Lodovico and Gratiano react in shock to what they have seen and heard: Othello’s death (‘period’ means ‘end’ here, i.e., the conclusion or end of a journey) and everything Othello has said to them (‘marr’d’ is ‘bad’ or ‘awful’).

OTHELLO
I kiss’d thee ere I kill’d thee: no way but this;
Killing myself, to die upon a kiss.

Falls on the bed, and dies

In his dying words, Othello addresses the dead Desdemona. In other words: ‘I kissed you before I killed you, just like this. And now I kill myself, dying as I kiss you again.’ (Although it isn’t included in the stage directions, the implication is that Othello kisses Desdemona right before he dies.)

‘I kiss’d thee ere I kill’d thee’: the line is memorable for a number of reasons. First, it contrasts what Freud would call Eros with Thanatos, love with murder, life with death, sex and the creative urge with killing and the destructive urge.
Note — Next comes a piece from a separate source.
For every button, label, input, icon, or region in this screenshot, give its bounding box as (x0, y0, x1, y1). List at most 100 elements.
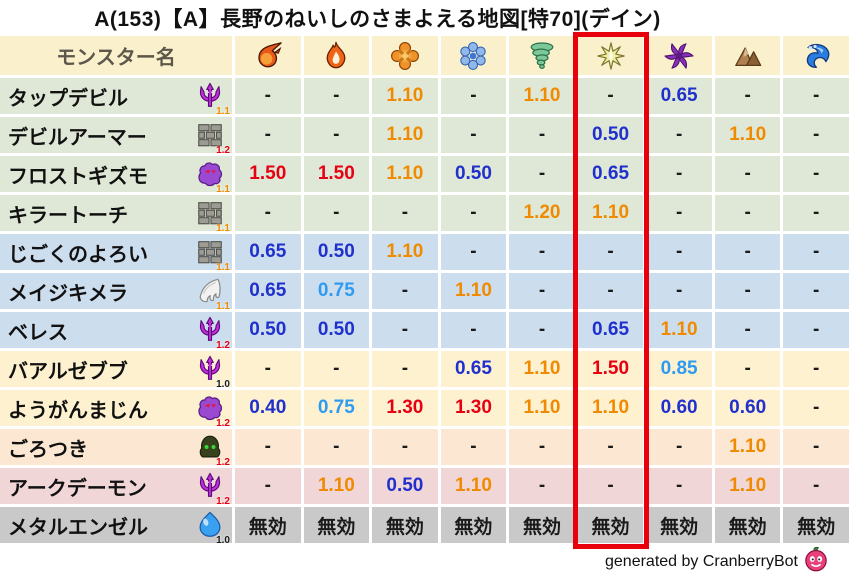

Second, of course, although kissing and killing are so markedly different as to be almost opposites, their sounds sync up here, thanks to the alliteration of kiss’d and kill’d.

But finally, if indeed Shakespeare meant ‘Judean’ rather than ‘Indian’ in that earlier speech (‘of one whose hand, / Like the base Judean, threw a pearl away / Richer than all his tribe’), the idea of kissing Desdemona before killing her mirrors Judas’ kiss, whereby Judas betrayed Jesus to the Romans by identifying him in public by kissing him, leading to Jesus’ arrest and execution.

Othello’s ‘I kiss’d thee ere I kill’d thee’ speech is one of his most famous, and one of the most celebrated dying speeches in all of Shakespeare. In his 1927 essay ‘Shakespeare and the Stoicism of Seneca’, T. S. Eliot identified Othello’s flair for self-dramatisation in this speech: he is trying to ‘escape reality’, as Eliot puts it, by taking refuge in his glorious past and tearing his mind from his horrendous crime (the killing of his innocent wife). One of the most tragic things about Othello’s last speech is his desperate desire to shore up something of his military reputation, even though he knows, in truth, that it is now in tatters.